La fin d’un bastion socialiste?
Le 26 septembre, un incendie a ravagé l’usine et emporté des milliers de fûts de produits chimiques. Depuis, l’entreprise classée Seveso a repris son activité, mais une drôle d’odeur se fait toujours sentir. «La gestion de crise a été catastrophique et on attend des réponses sur ce qu’il s’est passé et ses conséquences, souffle Simon de Carvalho, coprésident de l’association Les Sinistrés de Lubrizol. Je pense qu’il y a eu une prise de conscience de la population sur la question écologique.»
De l’aveu même de ses adversaires, la liste écologique pourrait profiter du drame. «Il y a eu un effet Lubrizol, les gens ont fait la connexion avec les écologistes car on a une légitimité, la sécurité des sites Seveso [il y en a 14 dans la ville] est un de nos combats depuis quinze ans», témoigne Stéphane Martot, secrétaire EELV de Rouen. «On n’a pas envie de parler de Lubrizol en permanence, mais notre programme est en adéquation avec ce qu’il s’est passé», balaie Jean-Michel Bérégovoy. En parler prudemment, donc, pour ne pas se voir accusés de « récupération ». EELV espère bien faire tomber dans son escarcelle la ville industrielle de 115000 habitants. «On arrive à une fin de cycle, observe l’eurodéputé écologiste et élu de la métropole rouennaise David Cormand. La période socialiste des années 1990, autour de la personnalité de Laurent Fabius, s’achève. Les thématiques ont évolué, le décor industriel est moins important que par le passé.»

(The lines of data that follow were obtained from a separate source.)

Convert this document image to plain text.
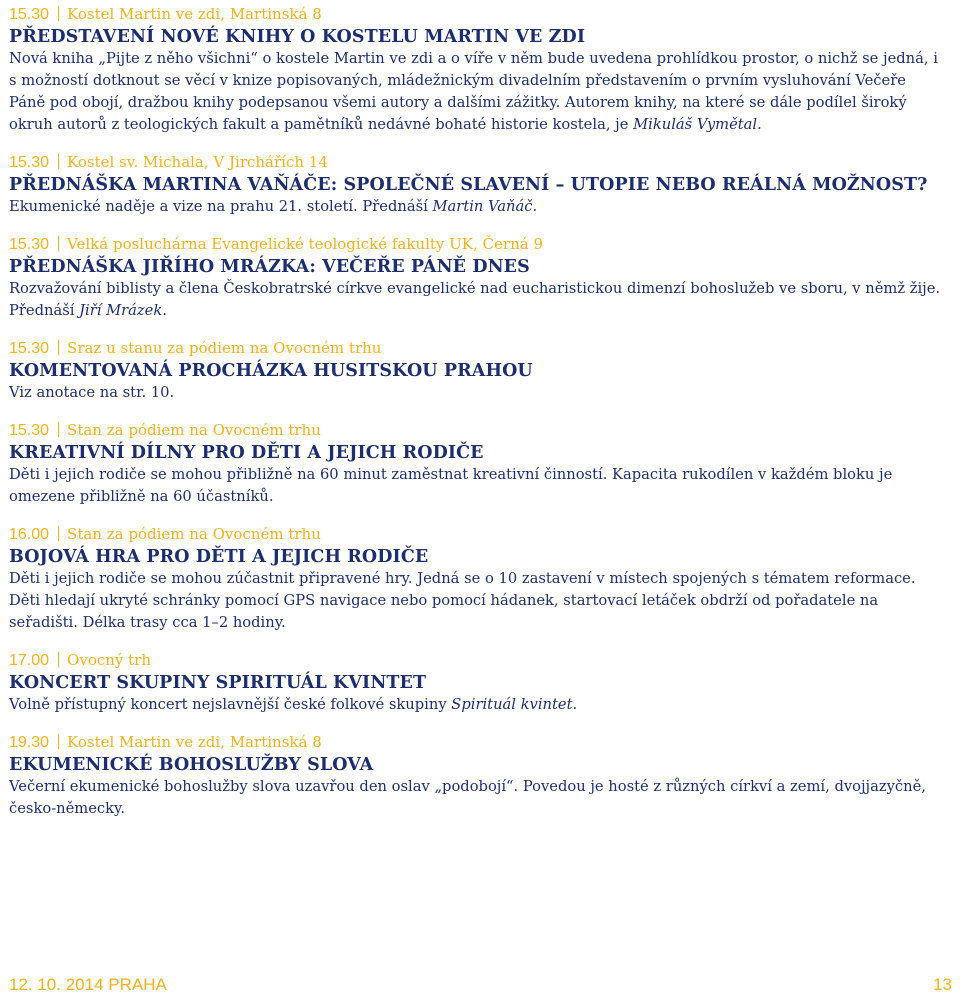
15.30 Kostel Martin ve zdi, Martinská 8
PŘEDSTAVENÍ NOVÉ KNIHY O KOSTELU MARTIN VE ZDI
Nová kniha „Pijte z něho všichni“ o kostele Martin ve zdi a o víře v něm bude uvedena prohlídkou prostor, o nichž se jedná, i s možností dotknout se věcí v knize popisovaných, mládežnickým divadelním představením o prvním vysluhování Večeře Páně pod obojí, dražbou knihy podepsanou všemi autory a dalšími zážitky. Autorem knihy, na které se dále podílel široký okruh autorů z teologických fakult a pamětníků nedávné bohaté historie kostela, je Mikuláš Vymětal.
15.30 Kostel sv. Michala, V Jirchářích 14
PŘEDNÁŠKA MARTINA VAŇÁČE: SPOLEČNÉ SLAVENÍ – UTOPIE NEBO REÁLNÁ MOŽNOST?
Ekumenické naděje a vize na prahu 21. století. Přednáší Martin Vaňáč.
15.30 Velká posluchárna Evangelické teologické fakulty UK, Černá 9
PŘEDNÁŠKA JIŘÍHO MRÁZKA: VEČEŘE PÁNĚ DNES
Rozvažování biblisty a člena Českobratrské církve evangelické nad eucharistickou dimenzí bohoslužeb ve sboru, v němž žije. Přednáší Jiří Mrázek.
15.30 Sraz u stanu za pódiem na Ovocném trhu
KOMENTOVANÁ PROCHÁZKA HUSITSKOU PRAHOU
Viz anotace na str. 10.
15.30 Stan za pódiem na Ovocném trhu
KREATIVNÍ DÍLNY PRO DĚTI A JEJICH RODIČE
Děti i jejich rodiče se mohou přibližně na 60 minut zaměstnat kreativní činností. Kapacita rukodílen v každém bloku je omezene přibližně na 60 účastníků.
16.00 Stan za pódiem na Ovocném trhu
BOJOVÁ HRA PRO DĚTI A JEJICH RODIČE
Děti i jejich rodiče se mohou zúčastnit připravené hry. Jedná se o 10 zastavení v místech spojených s tématem reformace. Děti hledají ukryté schránky pomocí GPS navigace nebo pomocí hádanek, startovací letáček obdrží od pořadatele na seřadišti. Délka trasy cca 1–2 hodiny.
17.00 Ovocný trh
KONCERT SKUPINY SPIRITUÁL KVINTET
Volně přístupný koncert nejslavnější české folkové skupiny Spirituál kvintet.
19.30 Kostel Martin ve zdi, Martinská 8
EKUMENICKÉ BOHOSLUŽBY SLOVA
Večerní ekumenické bohoslužby slova uzavřou den oslav „podobojí“. Povedou je hosté z různých církví a zemí, dvojjazyčně, česko-německy.
12. 10. 2014 PRAHA	13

Les écologistes veulent incarner l’alternance à gauche, le maire socialiste sortant, Yvon Robert, ne se représentant pas. Mais le PS ne l’entend pas de cette oreille. «Si l’écologie est l’enjeu majeur du siècle, pourquoi serait-il l’apanage d’un seul parti?», interroge Nicolas Mayer-Rossignol, conseiller municipal et candidat socialiste. « Je n’ai pas attendu les européennes pour en parler, assure de son côté Jean-Louis Louvel, soutenu par LREM, LR et les centristes. Ça fait trente ans que je parle de développement durable, d’économie solidaire... »
Aux dernières municipales, Jean-Michel Bérégovoy avait recueilli 11,09% des voix. Mais le neveu de l’ex-Premier ministre Pierre Bérégovoy pense que le temps des écolos est venu. «On espère que des grosses cheminées de Lubrizol sortira une fumée verte», confie-t-il.